One reason is clear. An overwhelmingly hostile media linked every failing in running Berlin, every painful budget cut, to the Left. The three Left cabinet ministers (called senators) were largely responsible for key improvements in the school system, for getting free kindergarten care, sharply reduced tickets for the jobless in public transportation and for cultural and sports events, for hindering the forced moving of the jobless from their homes because of higher rents. They had fought and sometimes won more jobs and higher pay for city employees and prevented the privatization of city banks. But all this was distorted, ignored, or credited to Mayor Wowereit.
In addition, all such efforts had confused the Left’s basic position as a party of opposition to the ruling system, of rebelliousness, street demonstrations and the sometimes outrageous actions which shock some but win the hearts of others, especially young people. Indeed, the ranks of the Left, especially in East Berlin, were still to a great degree the faithful from former GDR years, before that state disappeared in 1990, and their ranks were dwindling. Many young voters chose to follow Pirate flags somehow representing resistance.
It was clear to all in the Left party that attention to young people’s problems and culture had been woefully neglected. Some also noticed a similar weakness in regard to immigrant groups, now increasingly with voting rights, especially Berlin’s large Turkish population.
There were other reasons. The Left had been torn by inner quarrels between its two wings. A fleeting use of the word “Communism” as a distant goal by co-chairperson Gesine Loetzsch in January was pounced on by the media, also a greeting to Fidel Castro on his 85th birthday and a decision by three local leaders of the Left in northern Schwerin to abstain from publicly regretting the building of the Berlin Wall 50 years earlier. All this (and more) was grist for unfriendly mills, from left center to far right.
The question demanding urgent answers was whether the Left was too radical, as its “reformer” wing implied, thus barring itself from the main, acceptable political ring, or was it on the contrary not militant enough, as the other, more “leftist” wing maintained. But after seeing the disappointing vote Gregor Gysi, party guru and chair of its Bundestag caucus, said: “We have been spending 90 percent of our time with inner disputes and 10 percent with national problems. This must be turned around completely!” After key planks of the national program were poached by the other parties, basic demands needed to be found and fought for. The Left’s national conference on its basic program next month in Erfurt could lead to just that – or to worse wrangling than ever. It will almost certainly feature crucial decisions.
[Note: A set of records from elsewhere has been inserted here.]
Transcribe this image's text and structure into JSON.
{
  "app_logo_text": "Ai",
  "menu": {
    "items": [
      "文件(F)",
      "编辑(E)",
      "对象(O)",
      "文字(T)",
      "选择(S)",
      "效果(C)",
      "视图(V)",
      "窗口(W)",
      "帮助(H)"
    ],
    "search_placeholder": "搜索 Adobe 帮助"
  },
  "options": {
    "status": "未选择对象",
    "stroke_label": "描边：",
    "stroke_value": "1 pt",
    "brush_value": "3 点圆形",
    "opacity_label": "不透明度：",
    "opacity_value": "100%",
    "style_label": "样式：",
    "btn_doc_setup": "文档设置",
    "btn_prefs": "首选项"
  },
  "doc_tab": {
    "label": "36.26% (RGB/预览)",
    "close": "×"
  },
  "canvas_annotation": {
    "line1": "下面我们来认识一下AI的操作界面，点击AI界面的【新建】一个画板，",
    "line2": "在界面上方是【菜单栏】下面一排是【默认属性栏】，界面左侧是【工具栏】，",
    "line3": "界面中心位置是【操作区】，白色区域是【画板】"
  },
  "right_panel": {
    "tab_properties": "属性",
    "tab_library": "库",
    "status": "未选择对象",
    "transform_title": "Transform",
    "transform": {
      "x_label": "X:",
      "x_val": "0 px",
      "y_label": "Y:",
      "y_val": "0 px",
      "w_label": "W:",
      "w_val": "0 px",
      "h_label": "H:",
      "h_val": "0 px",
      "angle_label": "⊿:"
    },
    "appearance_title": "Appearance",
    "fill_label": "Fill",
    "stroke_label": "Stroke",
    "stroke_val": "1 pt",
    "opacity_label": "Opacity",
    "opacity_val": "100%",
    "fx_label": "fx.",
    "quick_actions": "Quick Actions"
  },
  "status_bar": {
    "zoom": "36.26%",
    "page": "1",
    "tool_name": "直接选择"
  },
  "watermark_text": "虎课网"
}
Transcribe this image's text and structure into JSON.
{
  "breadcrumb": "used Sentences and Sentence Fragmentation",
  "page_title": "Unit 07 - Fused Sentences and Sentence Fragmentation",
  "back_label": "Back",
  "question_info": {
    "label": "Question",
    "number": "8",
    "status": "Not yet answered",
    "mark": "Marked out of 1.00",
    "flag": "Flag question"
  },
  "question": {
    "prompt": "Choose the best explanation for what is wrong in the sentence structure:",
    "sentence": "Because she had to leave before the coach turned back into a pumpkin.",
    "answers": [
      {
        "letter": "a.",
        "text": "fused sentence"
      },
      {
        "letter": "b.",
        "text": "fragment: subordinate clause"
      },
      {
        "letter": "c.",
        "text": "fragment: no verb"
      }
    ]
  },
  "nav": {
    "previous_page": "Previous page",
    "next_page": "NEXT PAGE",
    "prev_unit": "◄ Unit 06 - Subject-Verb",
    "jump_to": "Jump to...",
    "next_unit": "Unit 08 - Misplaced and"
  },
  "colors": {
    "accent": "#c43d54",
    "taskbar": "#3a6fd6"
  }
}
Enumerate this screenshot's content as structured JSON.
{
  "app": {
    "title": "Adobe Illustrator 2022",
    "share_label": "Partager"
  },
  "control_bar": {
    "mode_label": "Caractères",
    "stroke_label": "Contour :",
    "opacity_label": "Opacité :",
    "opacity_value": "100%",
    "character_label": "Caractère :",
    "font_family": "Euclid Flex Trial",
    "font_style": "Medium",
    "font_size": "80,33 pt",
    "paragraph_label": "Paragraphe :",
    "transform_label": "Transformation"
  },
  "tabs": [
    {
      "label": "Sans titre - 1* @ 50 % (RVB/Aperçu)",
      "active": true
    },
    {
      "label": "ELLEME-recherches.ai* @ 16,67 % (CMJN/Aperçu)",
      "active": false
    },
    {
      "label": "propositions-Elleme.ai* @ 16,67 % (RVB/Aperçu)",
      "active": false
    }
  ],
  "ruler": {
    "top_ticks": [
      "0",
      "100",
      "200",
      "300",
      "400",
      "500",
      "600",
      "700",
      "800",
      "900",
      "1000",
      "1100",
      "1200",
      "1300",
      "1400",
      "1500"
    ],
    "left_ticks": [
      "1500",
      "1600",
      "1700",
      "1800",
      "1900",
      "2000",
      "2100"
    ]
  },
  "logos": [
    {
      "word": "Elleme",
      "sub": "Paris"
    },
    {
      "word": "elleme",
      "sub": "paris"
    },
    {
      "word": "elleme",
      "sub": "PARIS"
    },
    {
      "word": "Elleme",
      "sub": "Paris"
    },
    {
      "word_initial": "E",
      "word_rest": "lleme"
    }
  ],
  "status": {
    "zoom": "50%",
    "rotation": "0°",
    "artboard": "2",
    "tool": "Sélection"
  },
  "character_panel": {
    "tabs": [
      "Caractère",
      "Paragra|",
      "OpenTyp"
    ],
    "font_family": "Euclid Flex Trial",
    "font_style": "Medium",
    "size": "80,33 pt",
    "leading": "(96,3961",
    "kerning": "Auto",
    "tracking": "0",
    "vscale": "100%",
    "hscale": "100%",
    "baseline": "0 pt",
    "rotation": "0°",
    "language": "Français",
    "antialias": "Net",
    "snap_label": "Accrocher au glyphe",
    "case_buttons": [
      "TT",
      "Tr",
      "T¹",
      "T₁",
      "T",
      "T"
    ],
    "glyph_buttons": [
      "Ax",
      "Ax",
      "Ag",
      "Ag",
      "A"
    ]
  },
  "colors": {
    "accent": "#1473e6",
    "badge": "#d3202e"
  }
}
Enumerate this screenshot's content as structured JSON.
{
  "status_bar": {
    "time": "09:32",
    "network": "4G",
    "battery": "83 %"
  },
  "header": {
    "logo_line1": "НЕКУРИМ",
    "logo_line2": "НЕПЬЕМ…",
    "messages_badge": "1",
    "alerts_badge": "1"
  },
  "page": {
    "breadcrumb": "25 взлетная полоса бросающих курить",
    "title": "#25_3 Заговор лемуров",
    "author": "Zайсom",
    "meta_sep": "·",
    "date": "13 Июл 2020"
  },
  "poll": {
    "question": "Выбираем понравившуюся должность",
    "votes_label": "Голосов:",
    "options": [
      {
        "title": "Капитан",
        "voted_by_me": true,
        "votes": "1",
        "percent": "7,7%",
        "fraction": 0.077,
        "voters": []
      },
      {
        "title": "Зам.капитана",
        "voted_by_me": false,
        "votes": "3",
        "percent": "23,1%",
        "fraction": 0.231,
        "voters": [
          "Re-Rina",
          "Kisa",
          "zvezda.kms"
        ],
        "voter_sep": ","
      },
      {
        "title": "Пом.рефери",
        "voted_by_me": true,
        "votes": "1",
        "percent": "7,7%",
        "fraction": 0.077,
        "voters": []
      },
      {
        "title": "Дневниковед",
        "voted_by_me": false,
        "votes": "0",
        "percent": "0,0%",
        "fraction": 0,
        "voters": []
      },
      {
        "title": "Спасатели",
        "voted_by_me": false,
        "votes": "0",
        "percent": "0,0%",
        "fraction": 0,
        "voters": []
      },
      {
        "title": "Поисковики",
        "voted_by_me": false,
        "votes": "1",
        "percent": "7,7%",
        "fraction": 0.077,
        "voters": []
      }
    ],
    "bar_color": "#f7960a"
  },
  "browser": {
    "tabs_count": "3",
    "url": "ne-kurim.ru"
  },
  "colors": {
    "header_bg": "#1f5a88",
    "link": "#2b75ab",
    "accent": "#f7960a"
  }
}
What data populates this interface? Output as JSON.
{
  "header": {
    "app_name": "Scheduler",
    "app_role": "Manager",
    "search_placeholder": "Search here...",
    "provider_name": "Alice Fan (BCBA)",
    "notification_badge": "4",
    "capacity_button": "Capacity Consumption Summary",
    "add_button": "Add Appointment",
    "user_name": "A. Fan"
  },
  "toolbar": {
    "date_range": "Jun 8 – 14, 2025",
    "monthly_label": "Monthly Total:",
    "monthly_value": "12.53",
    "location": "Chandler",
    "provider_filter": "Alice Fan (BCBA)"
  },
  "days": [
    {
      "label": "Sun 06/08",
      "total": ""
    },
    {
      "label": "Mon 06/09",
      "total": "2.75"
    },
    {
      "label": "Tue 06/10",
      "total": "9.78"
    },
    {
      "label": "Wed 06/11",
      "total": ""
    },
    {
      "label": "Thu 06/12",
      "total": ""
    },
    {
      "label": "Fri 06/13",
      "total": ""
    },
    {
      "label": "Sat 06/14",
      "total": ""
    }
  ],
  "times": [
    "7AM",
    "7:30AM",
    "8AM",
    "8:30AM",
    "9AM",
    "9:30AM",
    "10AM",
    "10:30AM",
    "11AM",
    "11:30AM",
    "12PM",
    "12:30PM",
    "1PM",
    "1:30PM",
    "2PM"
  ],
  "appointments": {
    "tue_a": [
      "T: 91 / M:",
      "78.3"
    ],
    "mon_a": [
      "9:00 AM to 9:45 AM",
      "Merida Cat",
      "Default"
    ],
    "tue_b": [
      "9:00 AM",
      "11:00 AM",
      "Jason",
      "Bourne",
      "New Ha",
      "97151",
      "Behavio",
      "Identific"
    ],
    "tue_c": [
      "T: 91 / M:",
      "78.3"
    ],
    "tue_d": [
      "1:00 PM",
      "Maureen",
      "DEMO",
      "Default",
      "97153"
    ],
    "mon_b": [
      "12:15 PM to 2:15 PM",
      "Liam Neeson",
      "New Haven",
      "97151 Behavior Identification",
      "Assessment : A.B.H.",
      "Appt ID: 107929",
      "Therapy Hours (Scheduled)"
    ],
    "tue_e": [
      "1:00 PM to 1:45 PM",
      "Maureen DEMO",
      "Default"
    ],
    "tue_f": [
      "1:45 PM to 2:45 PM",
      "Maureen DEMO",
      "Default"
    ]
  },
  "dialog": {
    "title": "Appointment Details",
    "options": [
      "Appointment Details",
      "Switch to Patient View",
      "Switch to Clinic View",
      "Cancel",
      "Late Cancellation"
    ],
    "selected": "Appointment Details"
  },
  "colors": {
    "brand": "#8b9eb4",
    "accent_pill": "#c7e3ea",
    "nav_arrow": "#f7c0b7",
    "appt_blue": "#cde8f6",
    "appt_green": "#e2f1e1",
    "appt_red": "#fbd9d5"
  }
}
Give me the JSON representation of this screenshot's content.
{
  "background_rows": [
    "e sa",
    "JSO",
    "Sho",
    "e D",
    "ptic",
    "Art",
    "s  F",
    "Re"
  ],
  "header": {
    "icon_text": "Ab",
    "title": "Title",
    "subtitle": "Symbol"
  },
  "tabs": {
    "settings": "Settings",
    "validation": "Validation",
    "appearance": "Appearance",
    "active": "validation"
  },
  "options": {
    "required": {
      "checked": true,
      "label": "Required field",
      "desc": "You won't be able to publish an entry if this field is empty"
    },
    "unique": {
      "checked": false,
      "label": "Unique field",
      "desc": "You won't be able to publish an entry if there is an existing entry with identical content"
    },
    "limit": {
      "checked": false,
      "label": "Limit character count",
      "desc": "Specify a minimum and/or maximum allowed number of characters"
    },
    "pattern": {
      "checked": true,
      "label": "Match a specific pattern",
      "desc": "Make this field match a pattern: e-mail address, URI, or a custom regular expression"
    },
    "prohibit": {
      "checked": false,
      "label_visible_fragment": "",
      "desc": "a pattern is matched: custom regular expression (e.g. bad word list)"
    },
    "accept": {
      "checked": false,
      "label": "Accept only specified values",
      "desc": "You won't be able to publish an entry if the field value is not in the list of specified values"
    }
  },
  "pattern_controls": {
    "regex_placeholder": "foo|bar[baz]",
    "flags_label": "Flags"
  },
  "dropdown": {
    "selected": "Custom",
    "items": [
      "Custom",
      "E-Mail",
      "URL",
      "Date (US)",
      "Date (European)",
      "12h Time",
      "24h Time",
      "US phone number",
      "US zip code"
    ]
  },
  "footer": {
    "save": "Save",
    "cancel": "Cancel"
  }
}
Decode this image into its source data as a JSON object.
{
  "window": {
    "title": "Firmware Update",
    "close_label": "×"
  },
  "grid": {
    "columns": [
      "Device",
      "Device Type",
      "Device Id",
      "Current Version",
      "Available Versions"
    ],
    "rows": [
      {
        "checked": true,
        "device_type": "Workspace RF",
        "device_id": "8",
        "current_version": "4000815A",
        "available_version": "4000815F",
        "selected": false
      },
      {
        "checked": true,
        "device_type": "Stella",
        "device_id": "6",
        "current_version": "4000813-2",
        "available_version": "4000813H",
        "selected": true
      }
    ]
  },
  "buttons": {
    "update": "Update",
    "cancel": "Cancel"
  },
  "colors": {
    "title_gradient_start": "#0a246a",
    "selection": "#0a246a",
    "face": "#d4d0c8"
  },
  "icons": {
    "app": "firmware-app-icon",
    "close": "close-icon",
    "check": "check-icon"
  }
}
A postscript: While a “Red-Red” coalition of Social Democrats and the Left in the state of Brandenburg around Berlin continues in office relatively successfully, the newly re-elected Social Democratic governor in Mecklenburg-West Pomerania north of Berlin (it’s called “Meck-Pom”) must now decide between a coalition with the Christian Democrats, as currently exists, or a reversal to one with the Left, which is also possible. The Berlin vote could impel him to choose the former solution.
A second postscript: The neo-Nazi National Democratic Party (NPD) and a new “pro-Deutschland” party based on hatred of Muslims posted election placards all around Berlin caricaturing Africans and Muslims in a frighteningly racist way. One poster showed the NPD leader grinning on a motorcycle under the slogan: “Give gas!” – a hardly ambiguous appeal for genocide. Attempts to ban it were turned down in court. Neither party got enough votes to enter the city parliament. How many seats they won in borough councils is not yet known.